The building has been renovated and is currently used as academic space for UWM's Sam and Helen Stahl Center for Jewish Studies.
Collection
Greene amassed most of the fossils in his collection, totaling about 75,000 specimens, during the 1880s and 1890s. The majority of these specimens come from the Silurian Racine Dolomite Formation and the Devonian Milwaukee Formation in the vicinity of southeastern Wisconsin. Preserved mostly as internal molds in dolomite, these fossils include a wide range of Silurian marine invertebrate groups including trilobites, crinoids, tabulate and rugose corals, brachiopods, cephalopods, and gastropods. Devonian fossils consist mainly of fish and plant remains. All of these fossils were collected from quarry outcrops that no longer exist, making the collection irreplaceable.
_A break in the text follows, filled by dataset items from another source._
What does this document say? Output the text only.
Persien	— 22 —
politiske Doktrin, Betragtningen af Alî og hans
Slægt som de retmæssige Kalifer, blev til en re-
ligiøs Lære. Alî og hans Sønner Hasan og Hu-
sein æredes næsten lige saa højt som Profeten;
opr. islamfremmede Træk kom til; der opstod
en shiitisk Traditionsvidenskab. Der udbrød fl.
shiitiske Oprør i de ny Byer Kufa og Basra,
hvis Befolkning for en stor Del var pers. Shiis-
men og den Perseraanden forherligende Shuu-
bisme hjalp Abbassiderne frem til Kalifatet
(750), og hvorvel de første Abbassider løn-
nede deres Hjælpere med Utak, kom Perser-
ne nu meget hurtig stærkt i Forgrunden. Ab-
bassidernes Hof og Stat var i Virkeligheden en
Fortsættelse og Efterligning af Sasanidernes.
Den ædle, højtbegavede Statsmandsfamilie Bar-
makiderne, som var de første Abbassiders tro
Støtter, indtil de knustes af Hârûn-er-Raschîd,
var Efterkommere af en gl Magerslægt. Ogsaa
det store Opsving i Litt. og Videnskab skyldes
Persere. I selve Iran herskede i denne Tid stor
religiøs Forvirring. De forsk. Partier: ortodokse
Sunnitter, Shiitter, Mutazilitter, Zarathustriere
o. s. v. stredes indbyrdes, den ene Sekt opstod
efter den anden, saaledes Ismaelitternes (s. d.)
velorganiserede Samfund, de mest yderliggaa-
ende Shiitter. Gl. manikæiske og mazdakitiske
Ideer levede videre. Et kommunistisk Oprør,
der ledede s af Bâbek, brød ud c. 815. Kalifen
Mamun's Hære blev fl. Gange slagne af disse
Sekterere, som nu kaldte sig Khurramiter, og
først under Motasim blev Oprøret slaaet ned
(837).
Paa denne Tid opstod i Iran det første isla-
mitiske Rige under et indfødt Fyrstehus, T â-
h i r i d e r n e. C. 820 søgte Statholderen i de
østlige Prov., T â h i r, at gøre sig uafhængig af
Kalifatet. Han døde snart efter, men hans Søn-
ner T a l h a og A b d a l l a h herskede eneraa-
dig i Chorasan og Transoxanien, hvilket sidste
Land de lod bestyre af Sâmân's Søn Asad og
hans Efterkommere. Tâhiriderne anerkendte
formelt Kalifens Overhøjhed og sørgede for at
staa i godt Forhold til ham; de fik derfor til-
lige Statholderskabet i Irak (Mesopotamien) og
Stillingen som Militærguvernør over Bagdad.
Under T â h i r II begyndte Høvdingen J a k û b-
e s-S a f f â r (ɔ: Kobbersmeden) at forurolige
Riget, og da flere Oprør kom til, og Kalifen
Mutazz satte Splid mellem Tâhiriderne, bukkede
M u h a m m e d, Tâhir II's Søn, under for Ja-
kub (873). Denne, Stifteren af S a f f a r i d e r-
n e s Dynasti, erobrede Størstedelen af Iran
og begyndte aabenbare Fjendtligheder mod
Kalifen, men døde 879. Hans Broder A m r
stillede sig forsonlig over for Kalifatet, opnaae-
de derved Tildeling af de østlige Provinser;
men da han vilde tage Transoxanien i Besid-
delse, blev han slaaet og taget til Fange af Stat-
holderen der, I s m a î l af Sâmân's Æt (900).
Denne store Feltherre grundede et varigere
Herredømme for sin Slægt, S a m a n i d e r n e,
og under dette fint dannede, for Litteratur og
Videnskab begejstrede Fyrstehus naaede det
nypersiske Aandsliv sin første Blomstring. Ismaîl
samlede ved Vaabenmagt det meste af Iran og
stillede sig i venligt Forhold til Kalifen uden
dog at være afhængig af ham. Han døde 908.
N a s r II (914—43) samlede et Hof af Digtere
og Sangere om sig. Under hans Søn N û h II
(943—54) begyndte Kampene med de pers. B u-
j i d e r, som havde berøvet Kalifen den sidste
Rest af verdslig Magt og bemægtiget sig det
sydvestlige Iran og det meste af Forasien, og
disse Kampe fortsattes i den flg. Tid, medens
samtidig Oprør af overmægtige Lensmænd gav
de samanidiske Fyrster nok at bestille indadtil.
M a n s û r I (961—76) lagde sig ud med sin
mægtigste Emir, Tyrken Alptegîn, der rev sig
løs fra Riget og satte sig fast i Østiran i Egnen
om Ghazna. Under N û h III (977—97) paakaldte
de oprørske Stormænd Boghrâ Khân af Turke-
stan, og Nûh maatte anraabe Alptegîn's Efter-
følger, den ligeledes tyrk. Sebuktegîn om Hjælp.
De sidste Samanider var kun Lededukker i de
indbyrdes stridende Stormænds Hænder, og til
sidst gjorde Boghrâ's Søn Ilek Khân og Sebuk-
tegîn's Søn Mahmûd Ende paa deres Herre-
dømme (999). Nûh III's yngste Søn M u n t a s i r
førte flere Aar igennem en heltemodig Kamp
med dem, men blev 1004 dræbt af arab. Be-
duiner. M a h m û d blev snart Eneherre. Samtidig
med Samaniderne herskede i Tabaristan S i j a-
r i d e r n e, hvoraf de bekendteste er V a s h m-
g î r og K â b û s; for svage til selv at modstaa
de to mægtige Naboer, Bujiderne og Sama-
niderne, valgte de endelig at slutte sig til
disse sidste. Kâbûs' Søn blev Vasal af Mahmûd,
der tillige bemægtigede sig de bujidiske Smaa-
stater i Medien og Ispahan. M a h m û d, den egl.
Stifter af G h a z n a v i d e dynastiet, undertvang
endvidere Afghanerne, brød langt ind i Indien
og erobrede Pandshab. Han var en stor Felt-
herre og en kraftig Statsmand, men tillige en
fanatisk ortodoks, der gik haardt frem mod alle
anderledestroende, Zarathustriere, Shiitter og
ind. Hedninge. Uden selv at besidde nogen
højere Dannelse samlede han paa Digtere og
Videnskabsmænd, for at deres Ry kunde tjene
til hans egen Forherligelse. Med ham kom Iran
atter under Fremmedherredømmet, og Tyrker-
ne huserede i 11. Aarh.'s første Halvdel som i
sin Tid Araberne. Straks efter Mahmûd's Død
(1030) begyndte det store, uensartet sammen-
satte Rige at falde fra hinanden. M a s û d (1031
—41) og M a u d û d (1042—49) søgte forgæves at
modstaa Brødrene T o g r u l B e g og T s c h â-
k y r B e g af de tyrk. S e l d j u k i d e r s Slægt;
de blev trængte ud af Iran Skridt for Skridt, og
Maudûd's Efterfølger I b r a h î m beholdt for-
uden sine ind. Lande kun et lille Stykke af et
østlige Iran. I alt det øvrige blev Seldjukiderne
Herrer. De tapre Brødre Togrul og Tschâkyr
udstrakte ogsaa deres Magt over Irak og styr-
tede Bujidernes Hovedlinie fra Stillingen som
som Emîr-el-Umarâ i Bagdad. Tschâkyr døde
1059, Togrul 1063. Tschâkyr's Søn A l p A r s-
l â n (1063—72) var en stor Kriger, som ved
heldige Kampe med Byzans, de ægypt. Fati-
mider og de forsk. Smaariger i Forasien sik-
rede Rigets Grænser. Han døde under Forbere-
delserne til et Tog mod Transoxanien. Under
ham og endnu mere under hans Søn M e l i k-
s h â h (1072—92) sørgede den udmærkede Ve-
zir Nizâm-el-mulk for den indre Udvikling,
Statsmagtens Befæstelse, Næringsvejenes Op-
The mineral collection contains a wide range of minerals and ores from localities throughout North America, as well as some from overseas. It includes exquisite examples of amethyst, apatite, stibnite, copper, tungsten, molybdenum, vanadium, cobalt, nickel, mercury compounds, aluminum compounds, malachite, lapis-lazuli, tourmaline, garnet, labradorite, fluorite, beryl, and turquoise, among others. Perhaps the highlight of the mineral collection is a piece of iron meteorite that landed in nearby Washington County, Wisconsin. It was given to Greene by the scientist Increase A. Lapham, the namesake of Lapham Hall.
Greene collaborated with another amateur, Dr. Fisk Holbrook Day, whose home in Wauwatosa, Wisconsin, the Dr. Fisk Holbrook Day House, has also been designated a National Historic Landmark.